Start taking the steps necessary to move on.

By the time you’ve reached the point where you’re considering divorce, your partner should not be surprised by your dissatisfaction, so you do not have to spend hours justifying your decision. “Speak openly and genuinely about where you are in the relationship, and give yourself permission to leave the conversation if it becomes significantly unproductive, hostile, or abusive,” says Williamson, who often advises individual clients who have reached this stage to set up an informational consultation with an attorney or mediator, so they don’t put off the decision because they are intimidated or overwhelmed. “Speaking to someone with expertise helps you to better understand the process as well as what is likely and unlikely to occur,” she explains. 

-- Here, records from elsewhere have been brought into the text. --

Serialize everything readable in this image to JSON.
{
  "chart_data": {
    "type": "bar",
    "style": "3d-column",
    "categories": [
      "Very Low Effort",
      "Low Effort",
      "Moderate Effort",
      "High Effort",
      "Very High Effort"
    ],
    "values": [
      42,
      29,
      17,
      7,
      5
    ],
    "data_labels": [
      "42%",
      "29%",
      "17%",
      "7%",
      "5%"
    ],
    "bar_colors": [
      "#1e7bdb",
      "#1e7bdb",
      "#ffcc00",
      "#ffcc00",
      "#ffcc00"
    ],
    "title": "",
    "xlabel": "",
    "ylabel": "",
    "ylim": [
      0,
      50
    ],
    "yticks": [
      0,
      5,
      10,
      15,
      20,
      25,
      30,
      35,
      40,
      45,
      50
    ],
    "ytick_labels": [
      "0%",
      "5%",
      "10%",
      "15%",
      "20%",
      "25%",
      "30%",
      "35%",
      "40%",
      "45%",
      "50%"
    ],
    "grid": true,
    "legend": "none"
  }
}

From there, do your best to unwind yourself from the relationship in intentional, planned ways, and be respectful of how you share the news with the outside world. (Though it seems de rigueur for celeb couples to announce their separation on social media, you by no means have to—and especially shouldn’t do so before your partner has fully grasped what’s happening.) Also important is creating a consistent self-care routine during what will inevitably be a stressful time and seeking help from trusted sources, of both the professional and personal varieties, when necessary.